AIFU INC - CL A (NASDAQ:AIFU) emerged from our Peter Lynch-inspired screen as a candidate for long-term growth at a reasonable price (GARP) investors. The company, a Chinese financial services provider specializing in insurance and asset management, meets several key criteria for sustainable growth and sound valuation.
Why AIFU Fits the GARP Profile
Strong Earnings Growth: AIFU has delivered a 5-year average EPS growth of 19.76%, comfortably within Lynch’s preferred range of 15-30%. This suggests steady, sustainable expansion rather than overheated growth.

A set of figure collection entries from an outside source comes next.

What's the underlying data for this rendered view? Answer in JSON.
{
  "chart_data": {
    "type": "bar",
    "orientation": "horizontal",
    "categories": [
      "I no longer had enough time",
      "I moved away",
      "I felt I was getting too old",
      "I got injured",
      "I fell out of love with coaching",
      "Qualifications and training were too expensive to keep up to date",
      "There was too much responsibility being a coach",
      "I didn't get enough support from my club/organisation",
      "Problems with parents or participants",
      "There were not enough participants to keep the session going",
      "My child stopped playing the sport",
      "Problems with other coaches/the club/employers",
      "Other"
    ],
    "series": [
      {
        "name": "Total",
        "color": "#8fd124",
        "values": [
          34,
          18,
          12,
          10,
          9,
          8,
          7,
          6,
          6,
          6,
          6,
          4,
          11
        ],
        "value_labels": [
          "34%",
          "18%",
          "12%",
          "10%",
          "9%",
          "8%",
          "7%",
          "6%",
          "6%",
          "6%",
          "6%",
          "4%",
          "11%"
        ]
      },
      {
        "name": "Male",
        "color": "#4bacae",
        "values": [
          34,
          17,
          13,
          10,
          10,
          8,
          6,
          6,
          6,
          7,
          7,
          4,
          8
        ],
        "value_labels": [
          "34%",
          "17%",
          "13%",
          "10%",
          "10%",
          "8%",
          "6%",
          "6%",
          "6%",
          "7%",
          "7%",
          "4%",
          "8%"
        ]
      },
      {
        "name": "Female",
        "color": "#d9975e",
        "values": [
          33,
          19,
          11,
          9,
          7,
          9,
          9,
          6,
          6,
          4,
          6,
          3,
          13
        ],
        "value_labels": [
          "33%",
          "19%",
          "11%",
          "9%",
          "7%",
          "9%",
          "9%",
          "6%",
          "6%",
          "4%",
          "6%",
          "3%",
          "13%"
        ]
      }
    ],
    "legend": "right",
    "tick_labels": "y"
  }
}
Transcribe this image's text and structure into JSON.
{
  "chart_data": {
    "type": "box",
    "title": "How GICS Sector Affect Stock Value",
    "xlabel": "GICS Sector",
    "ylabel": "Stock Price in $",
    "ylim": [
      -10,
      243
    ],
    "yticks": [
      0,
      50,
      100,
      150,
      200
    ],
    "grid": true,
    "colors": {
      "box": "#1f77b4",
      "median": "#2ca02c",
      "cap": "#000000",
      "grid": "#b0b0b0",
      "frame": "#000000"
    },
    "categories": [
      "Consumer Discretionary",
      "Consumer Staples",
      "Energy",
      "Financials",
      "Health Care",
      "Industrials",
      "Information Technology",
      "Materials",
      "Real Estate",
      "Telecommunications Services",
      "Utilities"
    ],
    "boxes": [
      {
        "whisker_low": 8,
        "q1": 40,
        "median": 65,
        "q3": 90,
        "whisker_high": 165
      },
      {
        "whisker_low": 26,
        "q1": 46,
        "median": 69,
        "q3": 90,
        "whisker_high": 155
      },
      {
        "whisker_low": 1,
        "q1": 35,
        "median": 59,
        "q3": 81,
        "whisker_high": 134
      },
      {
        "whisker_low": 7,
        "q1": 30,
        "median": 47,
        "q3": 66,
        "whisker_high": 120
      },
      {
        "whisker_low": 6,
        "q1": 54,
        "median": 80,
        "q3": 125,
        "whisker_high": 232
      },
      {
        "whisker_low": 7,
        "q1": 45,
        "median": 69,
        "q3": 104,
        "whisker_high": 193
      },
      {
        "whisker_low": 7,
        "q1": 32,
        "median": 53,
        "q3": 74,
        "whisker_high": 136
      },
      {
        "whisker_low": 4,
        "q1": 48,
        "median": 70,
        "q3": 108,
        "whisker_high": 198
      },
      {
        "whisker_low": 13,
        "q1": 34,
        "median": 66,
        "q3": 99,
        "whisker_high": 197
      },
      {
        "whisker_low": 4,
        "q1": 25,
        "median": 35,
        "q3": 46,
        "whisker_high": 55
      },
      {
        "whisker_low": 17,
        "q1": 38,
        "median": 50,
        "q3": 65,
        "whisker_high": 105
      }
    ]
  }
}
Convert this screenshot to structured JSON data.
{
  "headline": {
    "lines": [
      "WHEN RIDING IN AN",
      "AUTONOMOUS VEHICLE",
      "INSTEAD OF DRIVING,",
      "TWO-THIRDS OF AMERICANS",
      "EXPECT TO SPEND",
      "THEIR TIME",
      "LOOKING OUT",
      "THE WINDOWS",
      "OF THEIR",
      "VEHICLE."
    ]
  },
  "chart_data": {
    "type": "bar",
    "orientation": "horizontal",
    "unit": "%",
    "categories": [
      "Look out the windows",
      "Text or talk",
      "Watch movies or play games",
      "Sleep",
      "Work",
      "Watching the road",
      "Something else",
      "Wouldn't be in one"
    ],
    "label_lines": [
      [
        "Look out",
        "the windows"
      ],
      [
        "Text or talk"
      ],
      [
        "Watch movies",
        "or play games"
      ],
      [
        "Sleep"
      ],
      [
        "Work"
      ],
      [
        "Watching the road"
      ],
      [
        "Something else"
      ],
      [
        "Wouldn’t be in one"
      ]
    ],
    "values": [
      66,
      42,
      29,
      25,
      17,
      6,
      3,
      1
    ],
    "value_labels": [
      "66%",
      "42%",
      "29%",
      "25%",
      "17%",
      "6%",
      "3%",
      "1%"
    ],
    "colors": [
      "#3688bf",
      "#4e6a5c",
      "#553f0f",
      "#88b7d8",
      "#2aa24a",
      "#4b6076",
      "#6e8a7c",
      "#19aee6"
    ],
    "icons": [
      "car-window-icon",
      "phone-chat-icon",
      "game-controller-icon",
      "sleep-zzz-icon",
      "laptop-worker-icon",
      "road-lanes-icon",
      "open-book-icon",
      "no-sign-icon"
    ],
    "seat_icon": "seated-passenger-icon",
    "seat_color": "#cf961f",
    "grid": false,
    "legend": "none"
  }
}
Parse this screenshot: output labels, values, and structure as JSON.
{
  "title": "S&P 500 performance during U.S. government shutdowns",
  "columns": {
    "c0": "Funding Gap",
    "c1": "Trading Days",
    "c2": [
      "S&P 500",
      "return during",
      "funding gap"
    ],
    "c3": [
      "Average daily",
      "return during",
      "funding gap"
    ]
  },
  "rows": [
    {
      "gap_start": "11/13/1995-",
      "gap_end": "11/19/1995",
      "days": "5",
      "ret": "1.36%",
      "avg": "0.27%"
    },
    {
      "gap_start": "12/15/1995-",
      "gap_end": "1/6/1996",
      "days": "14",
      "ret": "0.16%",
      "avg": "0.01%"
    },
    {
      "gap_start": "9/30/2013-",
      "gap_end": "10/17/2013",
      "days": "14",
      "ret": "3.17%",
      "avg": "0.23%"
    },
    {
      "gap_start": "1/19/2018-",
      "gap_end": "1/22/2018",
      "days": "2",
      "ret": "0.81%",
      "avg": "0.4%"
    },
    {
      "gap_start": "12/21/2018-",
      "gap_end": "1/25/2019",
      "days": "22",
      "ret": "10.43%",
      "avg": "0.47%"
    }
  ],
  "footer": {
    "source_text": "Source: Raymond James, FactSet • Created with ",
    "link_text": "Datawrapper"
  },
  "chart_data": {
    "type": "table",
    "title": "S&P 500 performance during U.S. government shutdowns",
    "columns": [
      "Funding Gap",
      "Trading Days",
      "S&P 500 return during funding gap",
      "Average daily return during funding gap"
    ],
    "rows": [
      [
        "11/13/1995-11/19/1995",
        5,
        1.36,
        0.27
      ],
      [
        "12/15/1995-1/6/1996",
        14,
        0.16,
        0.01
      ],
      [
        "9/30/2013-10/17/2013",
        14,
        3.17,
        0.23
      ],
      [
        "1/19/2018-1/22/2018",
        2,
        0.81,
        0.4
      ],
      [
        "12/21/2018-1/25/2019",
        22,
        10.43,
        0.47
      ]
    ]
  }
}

Attractive Valuation: With a PEG ratio of 0.27 (well below Lynch’s threshold of 1), the stock appears undervalued relative to its earnings growth. The P/E ratio of 5.25 also compares favorably to both industry peers and the broader market.
Healthy Balance Sheet: A debt-to-equity ratio of 0.05 indicates minimal reliance on borrowing, aligning with Lynch’s preference for conservatively financed companies. The current ratio of 2.50 further confirms strong liquidity.
Profitability: A return on equity (ROE) of 17.87% exceeds Lynch’s 15% benchmark, reflecting efficient use of shareholder capital.
This is not investing advice! The article highlights observations at the time of writing, but you should always conduct your own analysis before making investment decisions.